POLK COUNTY — Incumbent Polk County Commissioner Craig Pope officially won re-election in the closest countywide race Polk County Clerk Val Unger has ever seen last week.
The margin of victory was just 11 votes.
Yet, nearly 5,900 people who cast a ballot in November’s general election in Polk County didn’t choose either Pope or his opponent, Danny Jaffer — or anyone else for that matter — to serve in the office.
That is a significant number of “under votes” out of the 31,158 ballots turned in by Nov. 4, much higher than in 2010, when Pope and Jaffer faced off for the seat for the first time.
In that race, Pope won easily, garnering 14,952 votes, or just more than 53 percent, to Jaffer’s 12,987, or 46 percent. Under votes — those who didn’t vote for either candidate or a write-in — numbered 2,086.
One major difference in that race was the Polk County Board of Commissioners was a partisan office at that time. That changed in 2011.
Jaffer said it could have been the product of local politics in 2014, as well. In an election with other attention-grabbing races, including the Oregon House District 20 and 23 seats, perhaps the commissioner rematch just didn’t generate much interest.
“The race was pretty much drama-free,” Jaffer said. “Maybe Craig and I were just too boring.”
Running a “boring” campaign may be just one factor, according to Ed Dover, a Western Oregon University political science professor.
He said there are a number of dynamics to explain that amount of apathy in a contested race, starting with the number of people who live in the county but may not identify with local government, including college students and temporary workers.
“What many of them will do is vote for the top races (governor, senator and representative) and not the lower races,” Dover said.
As an example, Dover said his students will typically answer with enthusiasm who they want to vote for for president.
“But if I ask them who the mayor of Monmouth is, they don’t know,” he said.
Also, people who live in cities may have the perception that county commissioners serve mostly rural people. West Salem — where most of the under votes came from — may be a good example of that. People who live in that area of the county may identify more with the city of Salem and even Marion County, Dover said.
The shift from partisan to nonpartisan could have been another factor, removing another way voters could identify with the candidates, Dover added.
Of those 5,898 under votes, 2,956 came from precincts in or surrounding West Salem; 1,447 were from in and around Dallas; 516 were counted from Monmouth; and 417 were from the Independence area. Ballston/Spring Valley accounted for 129 under votes; the Perrydale and Buell area had 218; 115 were from the Grand Ronde and Willamina area; and the Falls City area accounted for 100.
Whether or not the campaign was too boring, Pope said he is glad to be chosen to serve another four years.
“I’m happy.
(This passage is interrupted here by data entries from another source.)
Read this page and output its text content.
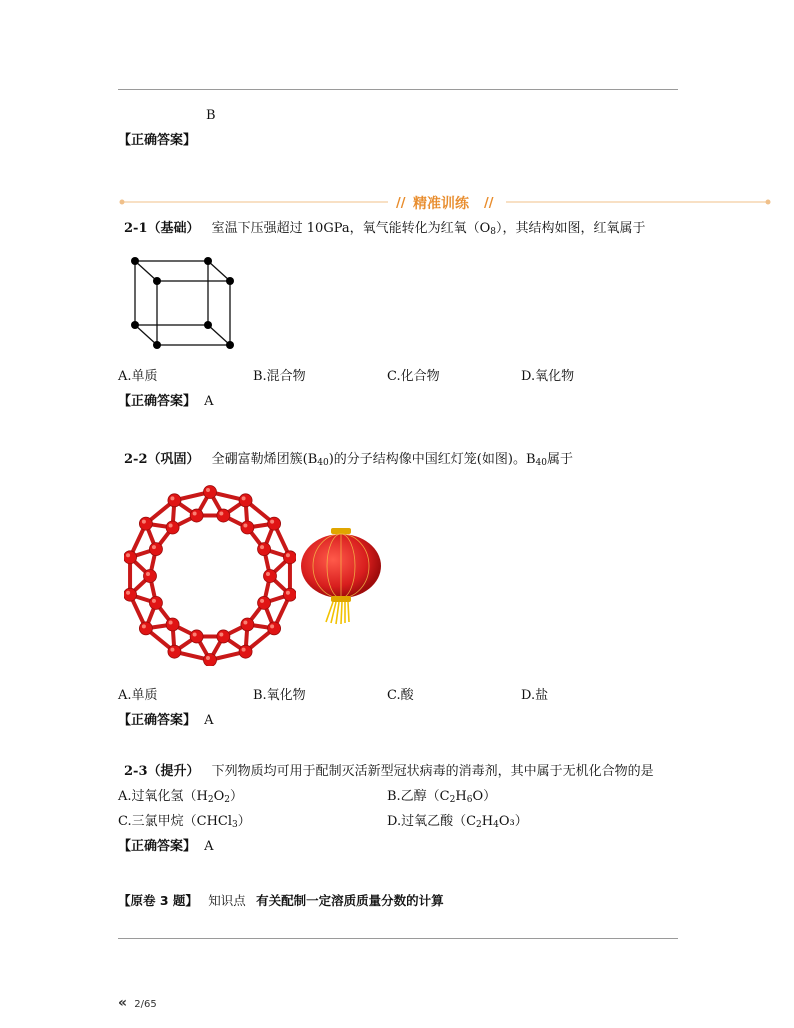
B
【正确答案】
//	//
精准训练
2-1（基础） 室温下压强超过 10GPa，氧气能转化为红氧$(O_8)$，其结构如图，红氧属于
A.单质	B.混合物	C.化合物	D.氧化物
【正确答案】 A
2-2（巩固） 全硼富勒烯团簇$(B_{40})$的分子结构像中国红灯笼(如图)。$B_{40}$属于
A.单质	B.氧化物	C.酸	D.盐
【正确答案】 A
2-3（提升） 下列物质均可用于配制灭活新型冠状病毒的消毒剂，其中属于无机化合物的是
A.过氧化氢$(H_2O_2)$	B.乙醇$(C_2H_6O)$
C.三氯甲烷（CHCl$_3$）	D.过氧乙酸$(C_2H_4O_3)$
【正确答案】 A
【原卷 3 题】 知识点 有关配制一定溶质质量分数的计算
« 2/65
I love my job,” he said. “I’ve had a tremendous amount of support.”
He also complimented Unger and her staff and volunteers for quickly completing the recount on Nov. 25, three weeks after Election Night.
Pope said he expected the race to be close this time around — though not as close as it was — and believes it was due to a number of factors. Those include his vote to place a property tax levy before voters in 2013 — something he is prepared to do again — and the general instability of county finances due to the decline and loss of federal timber payments.
“I took on this job (in 2010) fully expecting for the chance to lose in 2014,” Pope said. “I was prepared to take the loss.”
He feels voters believe either he didn’t come through on solving the funding problem or proposed the wrong solution. He said the knowledge that he won re-election by the slimmest of margins partially because people didn’t approve of the public safety tax levy likely won’t change his position on the matter.
Pope said knowing the dire situation county law enforcement faces and how unlikely it is that a federal solution to the problem will emerge soon, a levy may be the only way to solve the issue in the short term.
“It’s my job to put it on the ballot,” he said.
Pope said he will continue to lobby for a permanent solution to the timber conflict from federal lawmakers and believes that is time well-spent.
“Face-to-face time in Washington, D.C., does pay off,” he said.
Jaffer sees something different in the squeaker of a race: his campaign getting stronger.
“Close as that was, it shows my campaign has come a long way,” Jaffer said. “It indicates to me there’s a change happening in Polk County and more and more people are starting to move that way.”
Jaffer said while he is disappointed in the outcome, he plans to remain involved in county politics.
“As much as I can,” he said. “It’s hard to say now in what capacity.”